Üretici -uzatmadan şunu söyleyeyim- öyle bir noktaya geldi ki kışın beklenmedik bir don ve karla yüzleşiyor, yazın ise hiç beklenmedik bir kuraklık ve sellerle yüzleşiyor. İklimde böylesine olağanüstü değişiklikler var, bunun üzerine birkaç şey zaten söyleyeceğim. Bu nedenle çiftçi, üretici, onunla bağlantılı olarak toplum ve aynı zamanda mevsimlik işçiler başta olmak üzere, tarım işçileri çok zor durumda. İktidar meselenin etrafında dolanmadan, yapay tedbirlere başvurmadan bir an evvel hasar tespitini hızlandırılmalı ve zararı bir an evvel tazmin etmelidir.

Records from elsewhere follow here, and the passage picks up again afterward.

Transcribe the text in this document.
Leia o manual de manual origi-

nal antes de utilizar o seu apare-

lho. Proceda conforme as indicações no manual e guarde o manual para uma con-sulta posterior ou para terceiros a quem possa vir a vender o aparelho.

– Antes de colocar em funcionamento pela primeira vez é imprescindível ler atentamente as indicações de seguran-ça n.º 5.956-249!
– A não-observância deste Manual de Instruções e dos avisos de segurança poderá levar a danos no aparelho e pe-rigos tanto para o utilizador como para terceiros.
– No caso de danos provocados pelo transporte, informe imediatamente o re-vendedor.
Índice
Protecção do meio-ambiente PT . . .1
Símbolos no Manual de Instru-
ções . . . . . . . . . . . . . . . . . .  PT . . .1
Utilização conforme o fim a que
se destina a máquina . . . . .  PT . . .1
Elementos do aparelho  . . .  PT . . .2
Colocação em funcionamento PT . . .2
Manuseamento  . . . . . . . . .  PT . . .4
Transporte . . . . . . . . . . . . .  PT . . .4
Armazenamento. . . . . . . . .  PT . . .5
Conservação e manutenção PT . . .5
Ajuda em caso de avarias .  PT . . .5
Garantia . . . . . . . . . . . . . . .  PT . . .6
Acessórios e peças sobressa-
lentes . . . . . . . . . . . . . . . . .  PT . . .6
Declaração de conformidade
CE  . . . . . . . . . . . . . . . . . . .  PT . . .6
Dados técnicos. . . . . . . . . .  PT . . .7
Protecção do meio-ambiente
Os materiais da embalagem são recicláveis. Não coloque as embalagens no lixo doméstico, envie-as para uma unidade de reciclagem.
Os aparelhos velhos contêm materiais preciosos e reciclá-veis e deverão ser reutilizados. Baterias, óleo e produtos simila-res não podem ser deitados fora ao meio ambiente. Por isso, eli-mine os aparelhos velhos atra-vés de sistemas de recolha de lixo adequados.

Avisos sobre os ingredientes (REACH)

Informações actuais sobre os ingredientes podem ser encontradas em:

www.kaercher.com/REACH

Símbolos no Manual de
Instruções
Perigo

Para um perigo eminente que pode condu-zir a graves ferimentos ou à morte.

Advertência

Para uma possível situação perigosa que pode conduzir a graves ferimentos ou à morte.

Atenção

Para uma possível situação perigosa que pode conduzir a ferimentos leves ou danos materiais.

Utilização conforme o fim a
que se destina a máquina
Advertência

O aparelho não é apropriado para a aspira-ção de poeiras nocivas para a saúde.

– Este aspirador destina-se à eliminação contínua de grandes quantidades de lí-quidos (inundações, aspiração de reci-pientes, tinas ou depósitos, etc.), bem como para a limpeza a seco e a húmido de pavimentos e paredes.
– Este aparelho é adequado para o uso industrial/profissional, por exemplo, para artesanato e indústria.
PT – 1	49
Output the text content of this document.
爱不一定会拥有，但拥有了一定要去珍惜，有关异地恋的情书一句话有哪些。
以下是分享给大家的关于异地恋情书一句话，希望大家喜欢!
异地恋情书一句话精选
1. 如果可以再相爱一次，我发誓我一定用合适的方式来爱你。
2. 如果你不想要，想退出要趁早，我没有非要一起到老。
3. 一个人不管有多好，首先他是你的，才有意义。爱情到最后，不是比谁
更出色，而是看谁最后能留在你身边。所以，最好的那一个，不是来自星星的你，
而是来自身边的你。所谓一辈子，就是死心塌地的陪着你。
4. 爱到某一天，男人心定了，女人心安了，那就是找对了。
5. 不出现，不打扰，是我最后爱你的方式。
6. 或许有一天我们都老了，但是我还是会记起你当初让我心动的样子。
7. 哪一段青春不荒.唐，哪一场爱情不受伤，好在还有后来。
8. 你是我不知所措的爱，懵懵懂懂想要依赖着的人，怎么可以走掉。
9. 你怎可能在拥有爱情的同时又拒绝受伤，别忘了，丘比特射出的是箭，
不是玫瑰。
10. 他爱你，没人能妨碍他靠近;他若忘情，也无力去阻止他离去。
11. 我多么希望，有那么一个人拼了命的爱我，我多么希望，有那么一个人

Şimdi, bir zincirleme felaket var yani bu yaşanan felaketin etki alanı sadece tarım üreticisiyle sınırlı değil ki. Tarım demek toplum demek, bütün alan demek. Dolayısıyla tarım üreticisinin yüzleşmiş olduğu bu ağır sonuç aynı zamanda kentsel ve kırsal alanı bir bütün olarak etkiliyor ve sadece bu yerle sınırlı değil. Bakın, üretici 2026'yı düşünüyor, "2025 zaten gitti, 2026'yı ne yapacağım ben?" diyor üretici. Çukurova'dan ben bilgi aldım, elma ve şeftali ağaçlarını kökten söküyorlar, tablo bu kadar vahim yani. Dolayısıyla tüketimi etkileyecek, dolasıyla ihracatı etkileyecek, dolayısıyla gıda tedarik zincirini çok ciddi olarak etkileyecek, önümüzdeki aylarda bununla köklü olarak yüzleşeceğiz.
Şimdi, tabii, bunun belli başlı nedenleri var. Bu nedenler üzerinde benden önceki birçok sayın vekilimiz durdu, yalnız ben iki temel neden üzerinde duracağım. Bir, bu kitabı getirdim buraya. Bu kitap Türkiye Büyük Millet Meclisi tarafından üretilmiş, sahibi eski Sayın Başkan Mustafa Şentop. Konu sanayileşmenin 4'üncü evresi, Endüstri 4.0 ya da Japonların tabiriyle Toplum 5.0; baştan sona kitabı çok dakik inceledim yani sayfa sayfa, altını çizerek okudum, bir şey gördüm: Ele alınan konular açısından Endüstri 4.0'a ilişkin olarak, onun belli başlı parametreleri olarak yapay zekâ, nesnelerin interneti ya da diyelim ki bulut bilişimi ya da küresel inovasyon ya da diyelim ki akıllı fabrika, akıllı üretim ya da hatta robotların kurulumu ve yoğunluğu açısından -ya, sayabildiğiniz kadar- bu belli başlı bütün küresel parametrelerde bu Meclisin ürettiği kitapta Türkiye'nin adı yok. Türkiye yok hiçbir küresel parametrede yani sanayileşmemiş. Eğer sanayileşmeden şunu anlıyorsanız, 1900'lü yılların başındaki Fordist üretim tarzını, montaj hattını anlıyorsanız o zaten doksan yıldır var. Endüstrinin, sanayileşmenin 4'üncü evresinin herhangi bir küresel parametresinde Türkiye yer almıyor. Niye? "Niye"sini ayrıntılı öğrenmek, irdelemek lazım. Söylemek istediğim şey şu bağlantılı olarak: Yani yüz yıldır, Türkiye sanayileşme adına tarımı yüzüstü bıraktı, tarıma -ne derler- ikinci öge muamelesi yaptı ama tarımın kendini yüzüstü bıraktığı gibi sanayileşemedi de. Bunun kanıtı ben değilim, bunun kanıtı bu kitabın kendidir.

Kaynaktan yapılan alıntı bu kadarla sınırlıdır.